Therapists shared with one another the numerous successes they witnessed during their client sessions. As a result of these cumulative client experiences, counselors at RCS knew that they had something special, and they wanted to document these life-altering pathways to study whether the gospel could be integrated into the lives of even more clients. After many years of collaboration, RCS has developed the Gospel-Integrated Framework for Therapy (GIFT).
Not only was documenting these countless stories an arduous task, but analyzing them at a deep level proved just as difficult. Fortunately, through funding from the John Templeton Foundation, Elena Kim and Dr. Judy Cha were able to conduct a research project at RCS to analyze the GIFT.
The study was a large undertaking. It involved video recording over 400 client sessions, viewing over 150 video tapes, identifying key moments where the gospel became real to the client, transcribing these moments word-by-word, and then analyzing the precise process that clients underwent. However, the results were worth the time and effort.
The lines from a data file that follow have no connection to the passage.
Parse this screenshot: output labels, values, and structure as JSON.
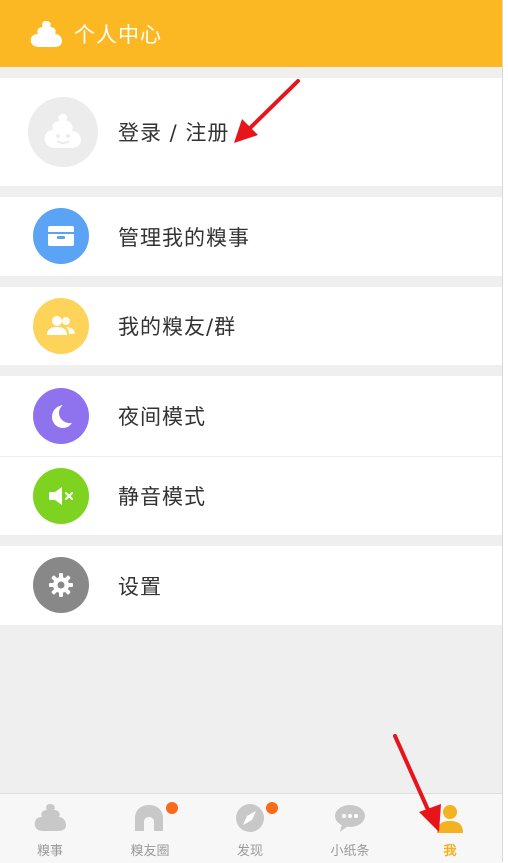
{
  "header": {
    "title": "个人中心"
  },
  "login": {
    "label": "登录 / 注册"
  },
  "menu": {
    "manage": "管理我的糗事",
    "friends": "我的糗友/群",
    "night": "夜间模式",
    "mute": "静音模式",
    "settings": "设置"
  },
  "tabs": [
    "糗事",
    "糗友圈",
    "发现",
    "小纸条",
    "我"
  ],
  "colors": {
    "brand": "#fbb822",
    "manage_icon": "#5ba3f5",
    "friends_icon": "#fdd35a",
    "night_icon": "#8e72ee",
    "mute_icon": "#7ed321",
    "settings_icon": "#888888",
    "badge": "#f86b1b",
    "annotation_arrow": "#e8141b"
  }
}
The first step revealed an outcome that the researchers had expected, but the second step included an additional, surprising process. As anticipated, the first pivotal moment occurred when clients perceived and received God’s compassion. While exploring their inner pain, each client was able to reach a place of despair and helplessness. It was in this season of despair that they came to know their need for God’s love, grace, and acceptance. With the guidance of counselor prayer, scripture and other counseling tools, clients then received God’s overwhelming compassion, which was evident by their strong emotional breakthrough.
The second step that emerged from the results was surprising yet necessary: confronting God. After receiving God’s compassion, each client engaged in a direct dialogue with God. Some were angry, others were sad and hurt, but each of these confrontations allowed God to speak into their despair, which the researchers realized was just as important as receiving God’s compassion. This brought healing by usurping internal lies clients had been struggling with, overshadowing feelings of neglect with grace and understanding, and covering clients with forgiveness and love after feeling shameful for a wrongdoing.
Receiving truth in love (Ephesians 4:15) is what changed the lives of these clients, and researchers at RCS are hoping to analyze whether clients that underwent the GIFT are experiencing happier and fuller lives in a follow-up study. This next phase would require additional recordings and detailed analyses of hundreds of sessions, but they hope to begin this two-year process after additional funding is confirmed. They are excited about this work and trust that God will provide for them to bring this work to completion.
The counselors at RCS know that the gospel changes everything. Documenting this through scientific methodology, however, is uncharted territory. Yet researchers and counselors at RCS are eager to embark on this journey. Scientifically validating the GIFT could open the doors to many more Christians around the country and the world who also desire to receive truth in love through gospel-centered counseling.